The Hampden Park square goalposts were a pair of goalposts used at Hampden Park in Glasgow, Scotland, for football matches. The goalposts were noted as being wooden and square shaped rather than the usual metal and rounded shape of football goalposts. They were used from 1903 until 1987 when FIFA banned their use. They now reside in the museum of AS Saint-Étienne at Stade Geoffroy-Guichard in Saint-Étienne, France.

== History ==
Hampden Park was opened in 1903 as the home of Queen's Park and the Scotland national football team. They installed square goalposts which were standard at the time. From 1964, stadiums started installing round goalposts but Hampden retained its square ones. The original goalposts installed in 1903 remained at Scotland's national stadium until the ban on their use.
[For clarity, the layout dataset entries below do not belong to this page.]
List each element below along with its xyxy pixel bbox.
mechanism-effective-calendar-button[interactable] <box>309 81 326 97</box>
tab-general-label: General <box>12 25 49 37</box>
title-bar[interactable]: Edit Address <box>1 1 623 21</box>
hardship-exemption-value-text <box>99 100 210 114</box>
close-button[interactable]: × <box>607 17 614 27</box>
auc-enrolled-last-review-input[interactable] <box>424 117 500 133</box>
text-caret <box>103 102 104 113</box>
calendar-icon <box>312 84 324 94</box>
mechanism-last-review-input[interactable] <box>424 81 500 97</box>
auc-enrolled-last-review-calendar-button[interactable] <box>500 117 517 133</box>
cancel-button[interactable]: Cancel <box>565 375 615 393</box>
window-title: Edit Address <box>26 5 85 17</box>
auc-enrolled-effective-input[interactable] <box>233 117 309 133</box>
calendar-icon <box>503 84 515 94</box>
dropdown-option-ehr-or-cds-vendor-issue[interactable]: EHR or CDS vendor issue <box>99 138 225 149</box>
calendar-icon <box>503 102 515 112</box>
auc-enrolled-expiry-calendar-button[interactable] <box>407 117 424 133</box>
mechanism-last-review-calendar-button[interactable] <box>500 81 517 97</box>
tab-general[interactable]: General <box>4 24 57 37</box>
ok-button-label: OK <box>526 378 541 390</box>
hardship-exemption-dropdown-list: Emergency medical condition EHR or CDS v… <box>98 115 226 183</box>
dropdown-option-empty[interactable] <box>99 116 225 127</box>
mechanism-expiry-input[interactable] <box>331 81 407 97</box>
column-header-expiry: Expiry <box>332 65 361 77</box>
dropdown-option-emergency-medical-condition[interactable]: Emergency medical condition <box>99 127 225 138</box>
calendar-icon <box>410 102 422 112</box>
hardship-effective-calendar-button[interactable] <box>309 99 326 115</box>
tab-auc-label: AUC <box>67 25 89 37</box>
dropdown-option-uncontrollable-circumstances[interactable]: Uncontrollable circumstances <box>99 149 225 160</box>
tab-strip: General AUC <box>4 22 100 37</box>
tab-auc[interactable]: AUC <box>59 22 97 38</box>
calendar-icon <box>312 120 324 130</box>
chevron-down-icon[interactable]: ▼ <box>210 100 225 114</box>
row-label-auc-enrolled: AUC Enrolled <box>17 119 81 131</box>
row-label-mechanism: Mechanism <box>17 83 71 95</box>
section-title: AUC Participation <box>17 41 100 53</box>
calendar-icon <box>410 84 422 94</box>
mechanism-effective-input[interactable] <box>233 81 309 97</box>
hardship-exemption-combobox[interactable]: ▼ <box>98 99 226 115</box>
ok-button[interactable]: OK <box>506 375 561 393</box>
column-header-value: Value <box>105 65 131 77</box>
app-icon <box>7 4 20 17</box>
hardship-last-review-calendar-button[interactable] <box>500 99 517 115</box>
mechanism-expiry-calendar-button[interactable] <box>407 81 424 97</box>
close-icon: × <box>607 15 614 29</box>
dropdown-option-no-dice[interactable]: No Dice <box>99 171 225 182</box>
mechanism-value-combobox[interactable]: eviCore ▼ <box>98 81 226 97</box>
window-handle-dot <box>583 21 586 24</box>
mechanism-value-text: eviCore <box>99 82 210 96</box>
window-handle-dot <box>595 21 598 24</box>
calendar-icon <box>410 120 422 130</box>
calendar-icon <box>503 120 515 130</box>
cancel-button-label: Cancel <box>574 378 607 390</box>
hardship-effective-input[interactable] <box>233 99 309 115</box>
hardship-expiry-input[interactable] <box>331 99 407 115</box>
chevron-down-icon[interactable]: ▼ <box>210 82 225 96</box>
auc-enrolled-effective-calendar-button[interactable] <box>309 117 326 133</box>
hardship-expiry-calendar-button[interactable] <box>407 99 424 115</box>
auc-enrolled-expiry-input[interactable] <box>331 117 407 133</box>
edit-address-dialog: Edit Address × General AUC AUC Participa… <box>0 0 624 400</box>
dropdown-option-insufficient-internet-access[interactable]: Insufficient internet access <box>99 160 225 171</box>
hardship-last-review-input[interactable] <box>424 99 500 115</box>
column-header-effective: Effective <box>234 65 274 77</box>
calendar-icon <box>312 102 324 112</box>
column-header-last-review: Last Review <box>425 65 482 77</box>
The square goalposts caused controversy at the 1976 European Cup Final between France's Saint-Étienne and West Germany's Bayern Munich. During the first half of the match, Saint-Étienne's Dominique Bathenay shot against the face of the crossbar, and a header by Jacques Santini hit the edge of the goalpost and went back into play. Saint-Étienne alleged that had the posts been round, in at least one of the two incidents the ball would have bounced into the goal, but instead they lost the match 1–0. They gained the nickname in France of "Les Poteaux Carrés" (English: The Square Posts), which was referred to as the "French excuse". A number of Saint-Étienne fan groups and cafes around the club named themselves after the Hampden goalposts.

== Ban ==
In 1987, FIFA banned any non-rounded goalposts from being used on the grounds that cylindrical shaped posts encouraged more goals. Queen's Park were unable to alter the square posts to the new requirements as it would have compromised the wooden posts' structural integrity. Accordingly, Hampden's square goalposts were removed and the last game they were used in was the 1987 Rous Cup match between Scotland and Brazil. They went up for auction and were sold to a consortium for £6,200. The consortium bought the goalposts to prevent them being sold to people who wished to break them up. The goalposts were stored on the roof of The Farmer's Boy pub in Kidderminster, Worcestershire, England, until 1993. In 1995, it was announced they would be returned to Scotland to be part of the new Scottish national football museum following Hampden Park's redevelopment. Whilst the museum was being built, they were housed at the Glasgow Transport Museum.

In 2013, Saint-Étienne contacted the Scottish Football Association with a request to buy them. The goalposts were purchased by Saint-Étienne for €20,000 to be displayed at their new museum after restoration. In 2016, the curator of the museum put in a request to UEFA for the posts to be used in the UEFA Euro 2016 Final.